Mechanisms of Mpro autocleavage

Project Summary SARS-CoV-2, the virus that causes COVID-19, relies on a critical enzyme called Mpro (main protease) to reproduce inside infected cells. This enzyme must first "cut itself free" from a larger protein before it can function properly. This process is called autocleavage. However, we don't fully understand how this self- activation is controlled, which limits our ability to develop new antiviral treatments. Our research will investigate two key questions about Mpro activation. First, we will determine how small changes in the protein sequences surrounding Mpro affect how efficiently it cuts itself free. We suspect that certain sequence changes could make this process work better, suggesting that the virus hasn't yet evolved to be perfectly efficient. If we can identify these "better" sequences, we might discover new ways to disrupt the virus. Second, we will explore how the virus's association with cell membranes influences Mpro activation.

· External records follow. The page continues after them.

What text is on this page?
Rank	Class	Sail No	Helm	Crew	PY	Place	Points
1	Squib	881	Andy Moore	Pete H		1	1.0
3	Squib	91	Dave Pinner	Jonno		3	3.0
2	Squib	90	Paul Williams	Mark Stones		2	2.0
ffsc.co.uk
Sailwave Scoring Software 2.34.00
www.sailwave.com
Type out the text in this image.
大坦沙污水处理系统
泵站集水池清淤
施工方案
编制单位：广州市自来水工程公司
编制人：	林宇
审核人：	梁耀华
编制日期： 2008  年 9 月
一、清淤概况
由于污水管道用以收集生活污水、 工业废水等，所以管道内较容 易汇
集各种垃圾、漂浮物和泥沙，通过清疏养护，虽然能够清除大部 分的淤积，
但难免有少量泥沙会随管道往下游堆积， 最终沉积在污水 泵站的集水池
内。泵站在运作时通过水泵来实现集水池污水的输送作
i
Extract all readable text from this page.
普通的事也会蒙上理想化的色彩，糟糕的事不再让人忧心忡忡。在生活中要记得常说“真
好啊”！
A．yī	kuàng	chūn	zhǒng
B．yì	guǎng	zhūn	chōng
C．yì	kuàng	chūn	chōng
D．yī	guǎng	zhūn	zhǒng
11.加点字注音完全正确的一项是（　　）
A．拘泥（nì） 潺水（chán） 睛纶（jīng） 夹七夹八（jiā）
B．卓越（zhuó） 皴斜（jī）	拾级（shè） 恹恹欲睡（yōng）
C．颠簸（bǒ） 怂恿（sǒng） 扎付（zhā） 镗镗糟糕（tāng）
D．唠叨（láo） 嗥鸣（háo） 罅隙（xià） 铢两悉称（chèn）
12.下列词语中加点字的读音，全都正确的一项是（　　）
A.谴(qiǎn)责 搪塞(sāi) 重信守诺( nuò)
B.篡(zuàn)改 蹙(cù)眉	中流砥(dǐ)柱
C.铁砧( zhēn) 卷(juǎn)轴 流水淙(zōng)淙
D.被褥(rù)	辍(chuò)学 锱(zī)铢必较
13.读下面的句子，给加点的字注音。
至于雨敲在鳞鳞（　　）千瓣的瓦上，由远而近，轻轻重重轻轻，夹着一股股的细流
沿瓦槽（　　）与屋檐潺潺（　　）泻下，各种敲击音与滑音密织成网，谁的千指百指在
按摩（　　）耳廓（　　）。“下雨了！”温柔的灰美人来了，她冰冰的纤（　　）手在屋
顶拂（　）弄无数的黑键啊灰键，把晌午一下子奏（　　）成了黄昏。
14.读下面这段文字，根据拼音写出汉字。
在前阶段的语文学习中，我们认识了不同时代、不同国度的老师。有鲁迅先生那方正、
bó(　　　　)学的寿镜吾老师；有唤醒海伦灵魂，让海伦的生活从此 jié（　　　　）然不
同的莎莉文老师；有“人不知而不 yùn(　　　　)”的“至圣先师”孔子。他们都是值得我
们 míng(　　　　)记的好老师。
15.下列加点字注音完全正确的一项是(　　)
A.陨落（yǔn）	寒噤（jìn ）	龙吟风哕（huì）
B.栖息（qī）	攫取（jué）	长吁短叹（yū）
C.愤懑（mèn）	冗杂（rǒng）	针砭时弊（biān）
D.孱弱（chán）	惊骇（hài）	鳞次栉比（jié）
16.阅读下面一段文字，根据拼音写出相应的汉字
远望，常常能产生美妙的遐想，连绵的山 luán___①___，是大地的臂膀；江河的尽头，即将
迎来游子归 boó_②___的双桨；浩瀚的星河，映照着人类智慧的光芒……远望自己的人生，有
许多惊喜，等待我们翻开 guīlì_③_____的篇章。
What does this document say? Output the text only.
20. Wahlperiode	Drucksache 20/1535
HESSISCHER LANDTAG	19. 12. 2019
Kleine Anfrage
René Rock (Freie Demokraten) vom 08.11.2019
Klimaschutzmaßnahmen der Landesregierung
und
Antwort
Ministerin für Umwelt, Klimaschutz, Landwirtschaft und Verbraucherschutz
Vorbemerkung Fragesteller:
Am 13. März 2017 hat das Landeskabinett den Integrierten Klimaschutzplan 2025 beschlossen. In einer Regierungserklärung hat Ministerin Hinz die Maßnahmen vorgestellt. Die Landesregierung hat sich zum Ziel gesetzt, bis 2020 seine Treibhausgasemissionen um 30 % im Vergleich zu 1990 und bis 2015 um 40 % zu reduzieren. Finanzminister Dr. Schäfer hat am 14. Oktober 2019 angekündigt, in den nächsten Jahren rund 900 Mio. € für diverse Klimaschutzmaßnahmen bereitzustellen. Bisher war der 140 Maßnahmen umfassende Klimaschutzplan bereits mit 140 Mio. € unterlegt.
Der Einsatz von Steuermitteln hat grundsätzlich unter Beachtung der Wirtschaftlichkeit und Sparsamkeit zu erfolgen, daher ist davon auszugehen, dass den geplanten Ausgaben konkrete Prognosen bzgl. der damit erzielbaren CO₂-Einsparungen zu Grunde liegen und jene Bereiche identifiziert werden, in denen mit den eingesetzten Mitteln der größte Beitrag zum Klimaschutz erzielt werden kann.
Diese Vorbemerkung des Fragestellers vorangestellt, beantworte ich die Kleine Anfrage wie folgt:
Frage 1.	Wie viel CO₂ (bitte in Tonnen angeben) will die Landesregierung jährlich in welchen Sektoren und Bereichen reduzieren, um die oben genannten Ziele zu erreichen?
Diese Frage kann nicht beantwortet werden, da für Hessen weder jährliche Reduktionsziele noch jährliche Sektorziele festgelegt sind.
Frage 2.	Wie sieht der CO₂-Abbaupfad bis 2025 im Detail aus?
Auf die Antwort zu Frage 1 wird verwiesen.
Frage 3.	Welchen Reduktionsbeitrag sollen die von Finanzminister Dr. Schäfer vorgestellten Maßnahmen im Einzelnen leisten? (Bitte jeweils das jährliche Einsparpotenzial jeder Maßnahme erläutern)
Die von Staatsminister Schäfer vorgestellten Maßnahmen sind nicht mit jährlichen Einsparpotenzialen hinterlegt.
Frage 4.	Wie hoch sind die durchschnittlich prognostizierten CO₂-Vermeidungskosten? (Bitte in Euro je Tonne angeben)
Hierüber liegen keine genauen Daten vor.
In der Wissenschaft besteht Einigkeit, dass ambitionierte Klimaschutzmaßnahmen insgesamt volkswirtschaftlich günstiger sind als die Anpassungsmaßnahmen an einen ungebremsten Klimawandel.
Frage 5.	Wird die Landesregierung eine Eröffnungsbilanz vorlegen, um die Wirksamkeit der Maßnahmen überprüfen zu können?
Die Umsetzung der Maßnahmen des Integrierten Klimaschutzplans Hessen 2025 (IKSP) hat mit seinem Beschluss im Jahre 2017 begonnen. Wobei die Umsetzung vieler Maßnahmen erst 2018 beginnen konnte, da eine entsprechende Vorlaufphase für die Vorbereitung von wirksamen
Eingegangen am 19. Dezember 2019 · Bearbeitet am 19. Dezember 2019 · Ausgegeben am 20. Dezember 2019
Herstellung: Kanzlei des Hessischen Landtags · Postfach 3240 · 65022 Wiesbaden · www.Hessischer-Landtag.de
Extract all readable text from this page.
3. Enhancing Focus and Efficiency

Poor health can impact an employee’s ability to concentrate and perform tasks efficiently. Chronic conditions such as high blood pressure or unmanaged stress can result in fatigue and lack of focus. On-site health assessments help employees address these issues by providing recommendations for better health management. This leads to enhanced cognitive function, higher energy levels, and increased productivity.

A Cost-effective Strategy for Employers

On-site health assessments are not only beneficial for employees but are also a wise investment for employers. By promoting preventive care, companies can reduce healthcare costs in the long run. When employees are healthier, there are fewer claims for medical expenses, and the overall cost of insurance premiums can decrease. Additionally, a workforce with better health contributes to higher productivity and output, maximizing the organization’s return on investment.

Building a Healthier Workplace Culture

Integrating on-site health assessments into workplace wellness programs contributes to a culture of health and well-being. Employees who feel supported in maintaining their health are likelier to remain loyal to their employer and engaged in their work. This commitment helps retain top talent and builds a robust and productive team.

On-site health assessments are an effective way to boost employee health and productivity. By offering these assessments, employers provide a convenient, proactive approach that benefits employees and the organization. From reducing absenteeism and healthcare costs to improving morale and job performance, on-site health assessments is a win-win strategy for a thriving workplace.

The proteins that flank Mpro attach to cellular membranes, and we believe this placement helps coordinate the timing of enzyme activation. Understanding this spatial control could reveal new targets for antiviral drugs. We will use baker's yeast as our experimental system because it allows us to study these processes in a controlled, safe environment without working directly with the live virus. This approach lets us systematically test different protein variants and membrane interactions that would be difficult to study in other systems. We will then validate our most promising yeast findings using safe SARS-CoV-2 replicon systems that mimic viral replication without producing infectious particles. This two-step approach ensures our mechanistic results in yeast are relevant in the viral system. Our research has a strong educational component that will train the next generation of scientists. We will involve undergraduate students, graduate students, and high school students in hands-on research experiences. This work could lead to new therapeutic strategies by identifying previously unknown vulnerabilities in the virus's replication process. The principles we discover may also apply to other similar viruses, potentially informing future pandemic preparedness efforts. The findings will advance our fundamental understanding of how viruses control these essential enzymes while providing authentic research experiences that prepare students for careers in science and medicine.